O.K. i want to make one of these but need a little help on it.
#1. How long to make the PVC?
#2. Do I place a small hole in the end to let some of the compressed air out?
#3. How do you attach it to the bow?
Thanks for any and all help!

Bow Release Trainer

http://www.archerytalk.com/vb/attachment.php?attachmentid=580176&stc=1&d=1243471916


----------



## Mathewsman222 (May 20, 2010)

*instructions*

all you have to do is take one of your arrows , it can be any type even if it isnt the type you shoot, measure it, and cut a large piece of pvc pipe that length. this will allow a little room for the arrow to move. Now find a smaller pipe , just a couple inches longer on each end and that is just a tad bit larger than your arrow, now drill small holes in this smaller pipe to decompress some of the air. get two end caps and drill a hole in both of them that the smaller pipe will fit snugly in. take one of the end caps and slip it over the small pipe, then feed this through the larger pipe and attach the other end cap on the other end. now put a small rubber plug with a very very very small hole in it and plug up one end of the small pipe with it. now take your arrow and fit a small rubber plug in the end of it with no field point or broadhead in it and slip it in the open end of the smaller pipe. now somehow modify a nock to where it wont come off the string unless you make it and attach that to the string and the arrow. now somehow attach it to your bow to where it will not move and you are done.


----------



## Ancient Archer (Sep 25, 2008)

Mathewsman222, pictures would go a long way towards describing this device. Do you have any?


----------



## wsbark01 (Feb 26, 2009)

Ancient Archer said:


> Mathewsman222, pictures would go a long way towards describing this device. Do you have any?

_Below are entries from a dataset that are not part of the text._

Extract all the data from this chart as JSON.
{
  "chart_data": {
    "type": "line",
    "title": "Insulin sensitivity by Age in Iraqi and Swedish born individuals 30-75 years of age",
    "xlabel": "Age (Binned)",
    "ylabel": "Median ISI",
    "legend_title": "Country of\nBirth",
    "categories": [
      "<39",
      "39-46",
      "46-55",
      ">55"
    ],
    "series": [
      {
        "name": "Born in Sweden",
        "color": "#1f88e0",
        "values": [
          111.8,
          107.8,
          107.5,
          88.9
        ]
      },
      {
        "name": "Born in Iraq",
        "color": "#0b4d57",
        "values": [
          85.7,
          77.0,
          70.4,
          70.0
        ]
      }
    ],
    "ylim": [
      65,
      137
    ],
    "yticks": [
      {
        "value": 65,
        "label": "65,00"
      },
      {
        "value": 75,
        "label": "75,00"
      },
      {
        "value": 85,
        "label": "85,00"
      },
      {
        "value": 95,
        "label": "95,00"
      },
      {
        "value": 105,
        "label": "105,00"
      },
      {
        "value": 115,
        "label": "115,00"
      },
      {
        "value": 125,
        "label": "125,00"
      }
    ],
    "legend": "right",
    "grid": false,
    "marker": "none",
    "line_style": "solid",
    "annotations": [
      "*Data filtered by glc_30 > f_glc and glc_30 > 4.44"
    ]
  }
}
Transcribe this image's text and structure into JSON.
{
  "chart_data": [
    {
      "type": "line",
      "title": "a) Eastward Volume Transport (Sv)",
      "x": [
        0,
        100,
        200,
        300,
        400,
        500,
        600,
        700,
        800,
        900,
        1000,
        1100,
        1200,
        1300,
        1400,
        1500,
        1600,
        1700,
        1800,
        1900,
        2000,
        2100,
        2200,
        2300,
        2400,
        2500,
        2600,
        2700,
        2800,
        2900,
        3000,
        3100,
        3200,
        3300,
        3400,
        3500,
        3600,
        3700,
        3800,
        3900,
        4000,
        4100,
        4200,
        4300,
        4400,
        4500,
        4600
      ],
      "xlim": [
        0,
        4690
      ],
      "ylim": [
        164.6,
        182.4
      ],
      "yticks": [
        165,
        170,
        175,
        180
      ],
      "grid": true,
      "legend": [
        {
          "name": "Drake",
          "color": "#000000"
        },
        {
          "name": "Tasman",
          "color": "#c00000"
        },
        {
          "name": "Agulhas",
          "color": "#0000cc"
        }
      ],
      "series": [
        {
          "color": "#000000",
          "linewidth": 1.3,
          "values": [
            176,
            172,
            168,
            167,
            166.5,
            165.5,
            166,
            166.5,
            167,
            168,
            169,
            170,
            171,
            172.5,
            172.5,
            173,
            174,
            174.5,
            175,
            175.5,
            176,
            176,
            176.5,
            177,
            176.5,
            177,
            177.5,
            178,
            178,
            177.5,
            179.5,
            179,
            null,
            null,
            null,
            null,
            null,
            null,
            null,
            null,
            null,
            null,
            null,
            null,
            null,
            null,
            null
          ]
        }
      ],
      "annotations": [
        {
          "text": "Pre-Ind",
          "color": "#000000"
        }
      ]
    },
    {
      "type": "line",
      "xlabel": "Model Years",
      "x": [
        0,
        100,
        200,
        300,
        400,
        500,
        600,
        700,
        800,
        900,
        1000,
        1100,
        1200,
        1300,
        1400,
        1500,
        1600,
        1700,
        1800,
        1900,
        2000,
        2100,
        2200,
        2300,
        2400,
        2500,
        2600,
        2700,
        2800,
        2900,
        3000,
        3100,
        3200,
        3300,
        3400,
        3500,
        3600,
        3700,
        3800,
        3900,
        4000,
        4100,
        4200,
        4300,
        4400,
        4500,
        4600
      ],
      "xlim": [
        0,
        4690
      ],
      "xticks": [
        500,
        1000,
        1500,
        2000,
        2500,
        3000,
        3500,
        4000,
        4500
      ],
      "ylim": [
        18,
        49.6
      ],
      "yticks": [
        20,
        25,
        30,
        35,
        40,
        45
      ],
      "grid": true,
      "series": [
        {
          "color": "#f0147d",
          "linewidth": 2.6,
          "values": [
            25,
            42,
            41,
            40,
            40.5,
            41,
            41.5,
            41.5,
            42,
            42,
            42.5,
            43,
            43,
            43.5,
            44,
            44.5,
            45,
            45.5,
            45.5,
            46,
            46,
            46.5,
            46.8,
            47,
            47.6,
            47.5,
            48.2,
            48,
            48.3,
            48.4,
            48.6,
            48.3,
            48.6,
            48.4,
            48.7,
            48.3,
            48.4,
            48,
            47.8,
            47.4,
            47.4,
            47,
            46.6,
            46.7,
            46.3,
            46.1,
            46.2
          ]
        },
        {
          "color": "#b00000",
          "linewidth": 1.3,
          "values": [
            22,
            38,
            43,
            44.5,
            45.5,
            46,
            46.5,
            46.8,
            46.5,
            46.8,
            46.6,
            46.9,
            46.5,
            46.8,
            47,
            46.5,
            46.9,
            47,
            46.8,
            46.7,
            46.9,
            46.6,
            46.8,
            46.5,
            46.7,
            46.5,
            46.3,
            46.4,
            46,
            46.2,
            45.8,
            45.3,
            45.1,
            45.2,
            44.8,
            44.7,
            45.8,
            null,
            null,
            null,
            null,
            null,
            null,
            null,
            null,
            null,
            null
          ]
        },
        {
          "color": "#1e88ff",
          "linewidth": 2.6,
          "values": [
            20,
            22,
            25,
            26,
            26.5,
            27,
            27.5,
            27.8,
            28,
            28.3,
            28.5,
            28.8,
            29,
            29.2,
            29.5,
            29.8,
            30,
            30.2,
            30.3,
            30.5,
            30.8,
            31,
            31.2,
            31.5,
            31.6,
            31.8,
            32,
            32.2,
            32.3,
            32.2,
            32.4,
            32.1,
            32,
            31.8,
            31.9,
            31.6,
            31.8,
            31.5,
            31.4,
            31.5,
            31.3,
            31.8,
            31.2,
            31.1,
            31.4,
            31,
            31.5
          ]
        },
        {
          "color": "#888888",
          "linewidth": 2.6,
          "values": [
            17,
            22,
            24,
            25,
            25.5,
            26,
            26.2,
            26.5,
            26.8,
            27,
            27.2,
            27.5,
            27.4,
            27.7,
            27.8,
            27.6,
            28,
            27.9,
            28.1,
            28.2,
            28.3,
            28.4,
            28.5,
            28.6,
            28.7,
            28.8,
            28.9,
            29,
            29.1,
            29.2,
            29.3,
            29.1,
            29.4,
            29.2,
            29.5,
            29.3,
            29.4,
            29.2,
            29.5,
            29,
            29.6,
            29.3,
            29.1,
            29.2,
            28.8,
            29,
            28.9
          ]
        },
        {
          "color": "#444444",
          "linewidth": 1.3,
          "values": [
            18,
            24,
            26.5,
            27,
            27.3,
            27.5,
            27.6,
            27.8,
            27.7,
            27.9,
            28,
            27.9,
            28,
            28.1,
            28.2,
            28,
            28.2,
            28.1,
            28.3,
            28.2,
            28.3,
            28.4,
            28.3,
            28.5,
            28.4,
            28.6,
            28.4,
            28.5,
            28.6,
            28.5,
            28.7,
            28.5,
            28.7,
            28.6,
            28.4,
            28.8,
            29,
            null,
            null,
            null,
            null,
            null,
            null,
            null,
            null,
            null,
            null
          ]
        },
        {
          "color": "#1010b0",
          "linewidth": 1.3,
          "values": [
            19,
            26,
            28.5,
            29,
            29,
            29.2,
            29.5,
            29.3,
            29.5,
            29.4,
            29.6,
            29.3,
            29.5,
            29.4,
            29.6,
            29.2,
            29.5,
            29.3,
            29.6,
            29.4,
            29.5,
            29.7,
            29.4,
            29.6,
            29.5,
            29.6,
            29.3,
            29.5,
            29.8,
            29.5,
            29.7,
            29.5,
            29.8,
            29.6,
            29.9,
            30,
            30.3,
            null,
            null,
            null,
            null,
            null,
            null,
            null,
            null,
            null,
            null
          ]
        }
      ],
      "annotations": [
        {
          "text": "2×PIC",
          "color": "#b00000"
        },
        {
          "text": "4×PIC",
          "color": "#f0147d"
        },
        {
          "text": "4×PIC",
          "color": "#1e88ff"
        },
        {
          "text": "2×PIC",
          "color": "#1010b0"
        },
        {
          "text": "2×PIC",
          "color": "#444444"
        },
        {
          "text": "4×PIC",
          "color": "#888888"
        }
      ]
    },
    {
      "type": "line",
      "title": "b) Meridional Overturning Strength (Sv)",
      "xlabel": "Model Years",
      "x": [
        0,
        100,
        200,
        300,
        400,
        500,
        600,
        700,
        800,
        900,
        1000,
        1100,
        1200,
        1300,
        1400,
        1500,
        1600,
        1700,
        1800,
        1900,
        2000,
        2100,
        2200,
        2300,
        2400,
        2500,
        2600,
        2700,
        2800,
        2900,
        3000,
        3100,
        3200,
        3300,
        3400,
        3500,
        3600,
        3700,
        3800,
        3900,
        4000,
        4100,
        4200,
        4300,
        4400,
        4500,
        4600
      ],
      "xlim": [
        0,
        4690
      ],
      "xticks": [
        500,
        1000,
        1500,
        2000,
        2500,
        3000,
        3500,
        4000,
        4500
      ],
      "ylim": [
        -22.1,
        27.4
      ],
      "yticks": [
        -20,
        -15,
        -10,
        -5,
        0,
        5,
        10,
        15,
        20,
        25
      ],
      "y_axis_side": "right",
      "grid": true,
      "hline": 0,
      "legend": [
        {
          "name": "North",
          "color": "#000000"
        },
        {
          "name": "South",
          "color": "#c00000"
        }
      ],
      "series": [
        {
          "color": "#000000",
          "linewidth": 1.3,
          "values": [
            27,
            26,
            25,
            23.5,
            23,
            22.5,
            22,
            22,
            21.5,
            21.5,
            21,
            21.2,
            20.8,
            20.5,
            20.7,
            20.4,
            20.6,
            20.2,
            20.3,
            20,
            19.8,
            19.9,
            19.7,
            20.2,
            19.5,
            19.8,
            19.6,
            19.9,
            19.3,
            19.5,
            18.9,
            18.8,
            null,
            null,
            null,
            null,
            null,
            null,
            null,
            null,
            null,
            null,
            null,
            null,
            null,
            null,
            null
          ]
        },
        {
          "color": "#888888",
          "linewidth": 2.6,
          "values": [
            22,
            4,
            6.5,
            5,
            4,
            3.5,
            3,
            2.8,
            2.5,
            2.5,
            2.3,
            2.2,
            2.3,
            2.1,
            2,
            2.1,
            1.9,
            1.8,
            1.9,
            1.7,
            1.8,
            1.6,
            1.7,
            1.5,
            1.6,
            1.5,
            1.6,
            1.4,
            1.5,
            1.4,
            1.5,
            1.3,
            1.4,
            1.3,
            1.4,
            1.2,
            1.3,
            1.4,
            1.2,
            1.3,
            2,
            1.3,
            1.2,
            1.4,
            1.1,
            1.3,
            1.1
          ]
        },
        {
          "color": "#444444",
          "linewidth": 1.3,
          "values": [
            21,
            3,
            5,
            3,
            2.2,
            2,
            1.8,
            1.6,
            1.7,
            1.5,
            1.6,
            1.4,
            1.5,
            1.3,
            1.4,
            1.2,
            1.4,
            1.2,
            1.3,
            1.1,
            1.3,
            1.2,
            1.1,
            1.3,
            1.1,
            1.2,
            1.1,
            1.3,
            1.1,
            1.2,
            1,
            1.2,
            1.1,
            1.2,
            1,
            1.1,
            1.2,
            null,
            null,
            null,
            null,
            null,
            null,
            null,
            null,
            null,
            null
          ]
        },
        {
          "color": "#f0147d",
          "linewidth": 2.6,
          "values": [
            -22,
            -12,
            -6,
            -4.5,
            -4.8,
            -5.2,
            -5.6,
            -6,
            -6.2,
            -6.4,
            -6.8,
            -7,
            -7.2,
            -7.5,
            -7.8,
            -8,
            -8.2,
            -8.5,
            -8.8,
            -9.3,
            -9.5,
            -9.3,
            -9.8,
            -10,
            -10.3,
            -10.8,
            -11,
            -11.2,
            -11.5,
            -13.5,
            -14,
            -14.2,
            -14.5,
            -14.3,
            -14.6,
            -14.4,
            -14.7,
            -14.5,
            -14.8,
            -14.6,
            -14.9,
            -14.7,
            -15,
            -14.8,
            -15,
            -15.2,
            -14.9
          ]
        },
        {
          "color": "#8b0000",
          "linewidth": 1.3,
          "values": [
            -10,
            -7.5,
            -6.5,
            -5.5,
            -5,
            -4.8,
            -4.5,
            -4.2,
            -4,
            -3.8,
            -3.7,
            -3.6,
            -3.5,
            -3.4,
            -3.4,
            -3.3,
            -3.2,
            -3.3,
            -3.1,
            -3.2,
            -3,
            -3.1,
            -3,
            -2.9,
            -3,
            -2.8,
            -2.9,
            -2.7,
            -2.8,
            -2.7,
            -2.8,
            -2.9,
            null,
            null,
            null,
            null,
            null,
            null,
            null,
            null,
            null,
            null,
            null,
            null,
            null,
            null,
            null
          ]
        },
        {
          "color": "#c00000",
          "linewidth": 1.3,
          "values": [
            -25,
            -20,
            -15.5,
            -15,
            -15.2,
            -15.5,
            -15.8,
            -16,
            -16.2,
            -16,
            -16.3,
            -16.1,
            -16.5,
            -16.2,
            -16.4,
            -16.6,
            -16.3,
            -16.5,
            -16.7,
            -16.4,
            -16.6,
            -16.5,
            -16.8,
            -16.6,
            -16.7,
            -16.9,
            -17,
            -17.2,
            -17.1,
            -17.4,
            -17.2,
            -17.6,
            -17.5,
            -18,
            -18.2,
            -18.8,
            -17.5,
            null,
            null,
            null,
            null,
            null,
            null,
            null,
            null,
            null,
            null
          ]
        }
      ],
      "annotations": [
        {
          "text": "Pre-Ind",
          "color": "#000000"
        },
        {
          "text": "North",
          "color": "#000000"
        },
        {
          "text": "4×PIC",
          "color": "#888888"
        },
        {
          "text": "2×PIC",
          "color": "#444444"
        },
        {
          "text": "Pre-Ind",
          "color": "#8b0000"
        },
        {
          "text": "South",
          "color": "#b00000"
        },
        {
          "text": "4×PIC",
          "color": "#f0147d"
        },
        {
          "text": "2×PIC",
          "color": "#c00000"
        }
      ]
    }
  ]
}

+1 Kind of lost me along the way!


----------



## ShermanB (Feb 17, 2010)

looks like something I wanna make too. gonna need more detailed steps though because i'm not the best diy'er


----------



## Mathewsman222 (May 20, 2010)

Ancient Archer said:


> Mathewsman222, pictures would go a long way towards describing this device. Do you have any?


sorry i dont have any pictures i do not have mine with me so i cannot post any pics but will try to get it for you, but it may be a while, sorry


----------



## Mathewsman222 (May 20, 2010)

also pics would not be of any more help than his pic because they would look the same on the outside but probably a little different on the inside


----------



## ShermanB (Feb 17, 2010)

Mathewsman222 said:


> also pics would not be of any more help than his pic because they would look the same on the outside but probably a little different on the inside


maybe list the steps for us


----------



## Mathewsman222 (May 20, 2010)

ShermanB said:


> maybe list the steps for us


the steps are on the first of my posts on this thread


----------



## Ancient Archer (Sep 25, 2008)

Sorry, didn't notice the link in your original post.


----------



## ShermanB (Feb 17, 2010)

How much did it cost you mathew?


----------



## wsbark01 (Feb 26, 2009)

ttt


----------